Kirk Ferentz tied Hayden Fry for the most wins in program history, at 143, with the Hawkeyes’ 27-20 win over Boston College in the Pinstripe Bowl on Wednesday.
“I really consider myself extremely fortunate,” Ferentz said. “It just gets down to the people you’re with every day.”
It’s fitting the two will spend the offseason tied for first — at least through the offseason — because they are so interconnected.
Fry hired Ferentz as his offensive line coach in 1981. Ferentz coached under Fry until 1989. Ferentz passed on his wisdom, coaching 11 Hawkeyes who went on to the NFL, but also used his time to pick up as much wisdom from Fry as possible.
“Probably one of the best decisions I’ve made outside of asking my wife to marry me, was coming to Iowa in 1981,” Ferentz said.
Fry arrived at Iowa after the 1978 season, taking on a major rebuilding job. The Hawkeyes produced a non-losing campaign three times from 1962-78. Fry quickly changed everything in the program, including the logo, and took Iowa to the Rose Bowl in his third season in 1981.
In 20 seasons, he took Iowa to three Rose Bowls, including 1985, when the Hawkeyes won the league outright. In 1985 and 1990 Iowa won 10 games under Fry, who led the team to 14 bowl games.
Ferentz took over the program in 1999 and created a team that had highs higher than those in the Fry era.
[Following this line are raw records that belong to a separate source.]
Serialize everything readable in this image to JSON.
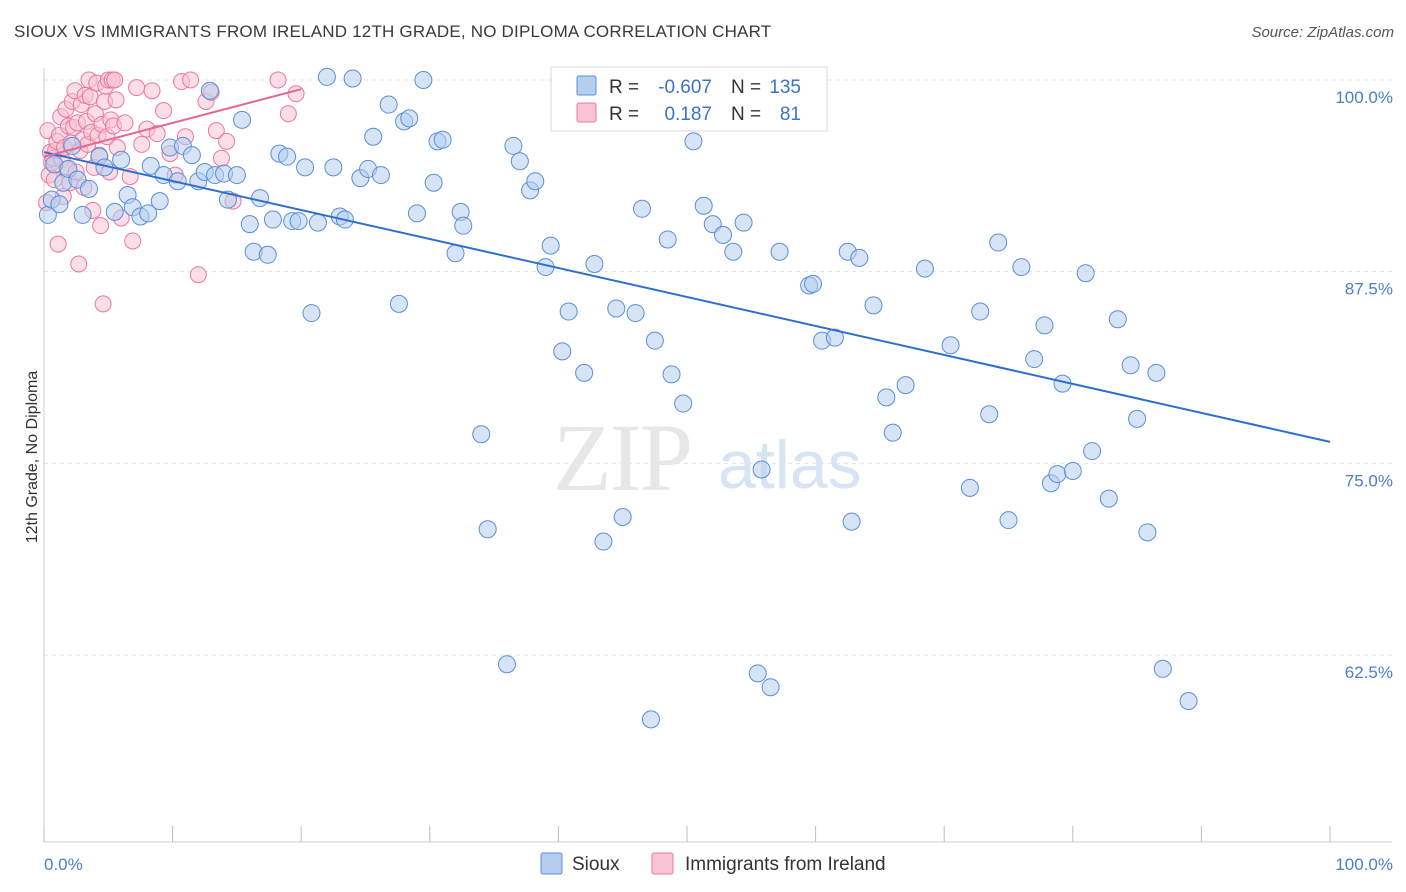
{
  "header": {
    "title": "SIOUX VS IMMIGRANTS FROM IRELAND 12TH GRADE, NO DIPLOMA CORRELATION CHART",
    "source": "Source: ZipAtlas.com"
  },
  "watermark": {
    "zip": "ZIP",
    "atlas": "atlas"
  },
  "colors": {
    "sioux_fill": "#b5cdee",
    "sioux_stroke": "#5b8fd6",
    "sioux_line": "#2e6fcd",
    "ireland_fill": "#f8c3d4",
    "ireland_stroke": "#e8799d",
    "ireland_line": "#e46891",
    "accent_text": "#3a74c9"
  },
  "legend": {
    "r_label": "R =",
    "n_label": "N =",
    "rows": [
      {
        "r": "-0.607",
        "n": "135"
      },
      {
        "r": "0.187",
        "n": "81"
      }
    ]
  },
  "chart_data": {
    "type": "scatter",
    "title": "SIOUX VS IMMIGRANTS FROM IRELAND 12TH GRADE, NO DIPLOMA CORRELATION CHART",
    "xlabel": "",
    "ylabel": "12th Grade, No Diploma",
    "xlim": [
      0,
      100
    ],
    "ylim": [
      50,
      102
    ],
    "x_tick_labels": [
      "0.0%",
      "100.0%"
    ],
    "y_tick_labels": [
      "100.0%",
      "87.5%",
      "75.0%",
      "62.5%"
    ],
    "y_ticks": [
      100,
      87.5,
      75,
      62.5
    ],
    "grid": true,
    "legend_position": "bottom",
    "series": [
      {
        "name": "Sioux",
        "r": -0.607,
        "n": 135,
        "trend": [
          [
            0,
            95.3
          ],
          [
            100,
            76.4
          ]
        ],
        "points": [
          [
            0.3,
            91.2
          ],
          [
            0.6,
            92.2
          ],
          [
            0.8,
            94.5
          ],
          [
            1.2,
            91.9
          ],
          [
            1.5,
            93.3
          ],
          [
            1.9,
            94.2
          ],
          [
            2.2,
            95.7
          ],
          [
            2.6,
            93.5
          ],
          [
            3.0,
            91.2
          ],
          [
            3.5,
            92.9
          ],
          [
            4.3,
            95.0
          ],
          [
            4.7,
            94.3
          ],
          [
            5.5,
            91.4
          ],
          [
            6.0,
            94.8
          ],
          [
            6.5,
            92.5
          ],
          [
            6.9,
            91.7
          ],
          [
            7.5,
            91.1
          ],
          [
            8.1,
            91.3
          ],
          [
            8.3,
            94.4
          ],
          [
            9.0,
            92.1
          ],
          [
            9.3,
            93.8
          ],
          [
            9.8,
            95.6
          ],
          [
            10.4,
            93.4
          ],
          [
            10.8,
            95.7
          ],
          [
            11.5,
            95.1
          ],
          [
            12.0,
            93.4
          ],
          [
            12.5,
            94.0
          ],
          [
            12.9,
            99.3
          ],
          [
            13.3,
            93.8
          ],
          [
            14.0,
            93.9
          ],
          [
            14.3,
            92.2
          ],
          [
            15.0,
            93.8
          ],
          [
            15.4,
            97.4
          ],
          [
            16.0,
            90.6
          ],
          [
            16.3,
            88.8
          ],
          [
            16.8,
            92.3
          ],
          [
            17.4,
            88.6
          ],
          [
            17.8,
            90.9
          ],
          [
            18.3,
            95.2
          ],
          [
            18.9,
            95.0
          ],
          [
            19.3,
            90.8
          ],
          [
            19.8,
            90.8
          ],
          [
            20.3,
            94.3
          ],
          [
            20.8,
            84.8
          ],
          [
            21.3,
            90.7
          ],
          [
            22.0,
            100.2
          ],
          [
            22.5,
            94.3
          ],
          [
            23.0,
            91.1
          ],
          [
            23.4,
            90.9
          ],
          [
            24.0,
            100.1
          ],
          [
            24.6,
            93.6
          ],
          [
            25.2,
            94.2
          ],
          [
            25.6,
            96.3
          ],
          [
            26.2,
            93.8
          ],
          [
            26.8,
            98.4
          ],
          [
            27.6,
            85.4
          ],
          [
            28.0,
            97.3
          ],
          [
            28.4,
            97.5
          ],
          [
            29.0,
            91.3
          ],
          [
            29.5,
            100.0
          ],
          [
            30.3,
            93.3
          ],
          [
            30.6,
            96.0
          ],
          [
            31.0,
            96.1
          ],
          [
            32.0,
            88.7
          ],
          [
            32.4,
            91.4
          ],
          [
            32.6,
            90.5
          ],
          [
            34.0,
            76.9
          ],
          [
            34.5,
            70.7
          ],
          [
            36.0,
            61.9
          ],
          [
            36.5,
            95.7
          ],
          [
            37.0,
            94.7
          ],
          [
            37.8,
            92.8
          ],
          [
            38.2,
            93.4
          ],
          [
            39.0,
            87.8
          ],
          [
            39.4,
            89.2
          ],
          [
            40.3,
            82.3
          ],
          [
            40.8,
            84.9
          ],
          [
            41.0,
            100.1
          ],
          [
            42.0,
            80.9
          ],
          [
            42.8,
            88.0
          ],
          [
            43.5,
            69.9
          ],
          [
            44.5,
            85.1
          ],
          [
            45.0,
            71.5
          ],
          [
            46.0,
            84.8
          ],
          [
            46.5,
            91.6
          ],
          [
            47.2,
            58.3
          ],
          [
            47.5,
            83.0
          ],
          [
            48.5,
            89.6
          ],
          [
            48.8,
            80.8
          ],
          [
            49.7,
            78.9
          ],
          [
            50.5,
            96.0
          ],
          [
            51.3,
            91.8
          ],
          [
            52.0,
            90.6
          ],
          [
            52.8,
            89.9
          ],
          [
            53.6,
            88.8
          ],
          [
            54.4,
            90.7
          ],
          [
            55.5,
            61.3
          ],
          [
            55.8,
            74.6
          ],
          [
            56.5,
            60.4
          ],
          [
            57.2,
            88.8
          ],
          [
            57.5,
            100.0
          ],
          [
            59.5,
            86.6
          ],
          [
            59.8,
            86.7
          ],
          [
            60.5,
            83.0
          ],
          [
            61.5,
            83.2
          ],
          [
            62.5,
            88.8
          ],
          [
            62.8,
            71.2
          ],
          [
            63.4,
            88.4
          ],
          [
            64.5,
            85.3
          ],
          [
            65.5,
            79.3
          ],
          [
            66.0,
            77.0
          ],
          [
            67.0,
            80.1
          ],
          [
            68.5,
            87.7
          ],
          [
            70.5,
            82.7
          ],
          [
            72.0,
            73.4
          ],
          [
            72.8,
            84.9
          ],
          [
            73.5,
            78.2
          ],
          [
            74.2,
            89.4
          ],
          [
            75.0,
            71.3
          ],
          [
            76.0,
            87.8
          ],
          [
            77.0,
            81.8
          ],
          [
            77.8,
            84.0
          ],
          [
            78.3,
            73.7
          ],
          [
            78.8,
            74.3
          ],
          [
            79.2,
            80.2
          ],
          [
            80.0,
            74.5
          ],
          [
            81.0,
            87.4
          ],
          [
            81.5,
            75.8
          ],
          [
            82.8,
            72.7
          ],
          [
            83.5,
            84.4
          ],
          [
            84.5,
            81.4
          ],
          [
            85.0,
            77.9
          ],
          [
            85.8,
            70.5
          ],
          [
            86.5,
            80.9
          ],
          [
            87.0,
            61.6
          ],
          [
            89.0,
            59.5
          ]
        ]
      },
      {
        "name": "Immigrants from Ireland",
        "r": 0.187,
        "n": 81,
        "trend": [
          [
            0,
            95.0
          ],
          [
            20,
            99.4
          ]
        ],
        "points": [
          [
            0.2,
            92.0
          ],
          [
            0.3,
            96.7
          ],
          [
            0.4,
            93.8
          ],
          [
            0.5,
            95.3
          ],
          [
            0.6,
            94.6
          ],
          [
            0.7,
            94.9
          ],
          [
            0.8,
            93.5
          ],
          [
            0.9,
            95.4
          ],
          [
            1.0,
            96.0
          ],
          [
            1.1,
            89.3
          ],
          [
            1.2,
            96.4
          ],
          [
            1.3,
            97.6
          ],
          [
            1.4,
            94.8
          ],
          [
            1.5,
            92.4
          ],
          [
            1.6,
            95.6
          ],
          [
            1.7,
            98.1
          ],
          [
            1.8,
            94.2
          ],
          [
            1.9,
            97.0
          ],
          [
            2.0,
            93.3
          ],
          [
            2.1,
            95.9
          ],
          [
            2.2,
            98.6
          ],
          [
            2.3,
            96.9
          ],
          [
            2.4,
            99.3
          ],
          [
            2.5,
            94.0
          ],
          [
            2.6,
            97.2
          ],
          [
            2.7,
            88.0
          ],
          [
            2.8,
            95.4
          ],
          [
            2.9,
            98.4
          ],
          [
            3.0,
            96.1
          ],
          [
            3.1,
            93.0
          ],
          [
            3.2,
            99.0
          ],
          [
            3.3,
            97.3
          ],
          [
            3.4,
            95.8
          ],
          [
            3.5,
            100.0
          ],
          [
            3.6,
            98.9
          ],
          [
            3.7,
            96.6
          ],
          [
            3.8,
            91.5
          ],
          [
            3.9,
            94.3
          ],
          [
            4.0,
            97.8
          ],
          [
            4.1,
            99.8
          ],
          [
            4.2,
            96.4
          ],
          [
            4.3,
            95.1
          ],
          [
            4.4,
            90.5
          ],
          [
            4.5,
            97.1
          ],
          [
            4.6,
            85.4
          ],
          [
            4.7,
            98.6
          ],
          [
            4.8,
            99.6
          ],
          [
            4.9,
            96.3
          ],
          [
            5.0,
            100.0
          ],
          [
            5.1,
            94.0
          ],
          [
            5.2,
            97.4
          ],
          [
            5.3,
            100.0
          ],
          [
            5.4,
            97.0
          ],
          [
            5.5,
            100.0
          ],
          [
            5.6,
            98.7
          ],
          [
            5.7,
            95.6
          ],
          [
            6.0,
            91.0
          ],
          [
            6.3,
            97.2
          ],
          [
            6.7,
            93.7
          ],
          [
            6.9,
            89.5
          ],
          [
            7.2,
            99.5
          ],
          [
            7.6,
            95.8
          ],
          [
            8.0,
            96.8
          ],
          [
            8.4,
            99.3
          ],
          [
            8.8,
            96.5
          ],
          [
            9.3,
            98.0
          ],
          [
            9.8,
            95.2
          ],
          [
            10.2,
            93.8
          ],
          [
            10.7,
            99.9
          ],
          [
            11.0,
            96.3
          ],
          [
            11.4,
            100.0
          ],
          [
            12.0,
            87.3
          ],
          [
            12.6,
            98.6
          ],
          [
            13.0,
            99.2
          ],
          [
            13.4,
            96.7
          ],
          [
            13.8,
            94.9
          ],
          [
            14.2,
            96.0
          ],
          [
            14.7,
            92.1
          ],
          [
            18.2,
            100.0
          ],
          [
            19.0,
            97.8
          ],
          [
            19.6,
            99.1
          ]
        ]
      }
    ]
  }
}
Ferentz needed two years to rebuild a stagnated program before making his first bowl in 2011. By 2002, he established Iowa as a program on the rise, winning 11 games, tying for the Big Ten championship and earning an Orange Bowl berth.
Ferentz twice tied for the Big Ten championship and won the Big Ten West title during an undefeated regular season in 2015. His teams won at least 10 games five times and finished in the Associated Press top 10 five times.
Iowa finished this season 8-5. Ferentz’s first crack at passing Fry, and holding the wins record by himself, comes next season when the Hawkeyes host Northern Illinois on Sept. 1, 2018.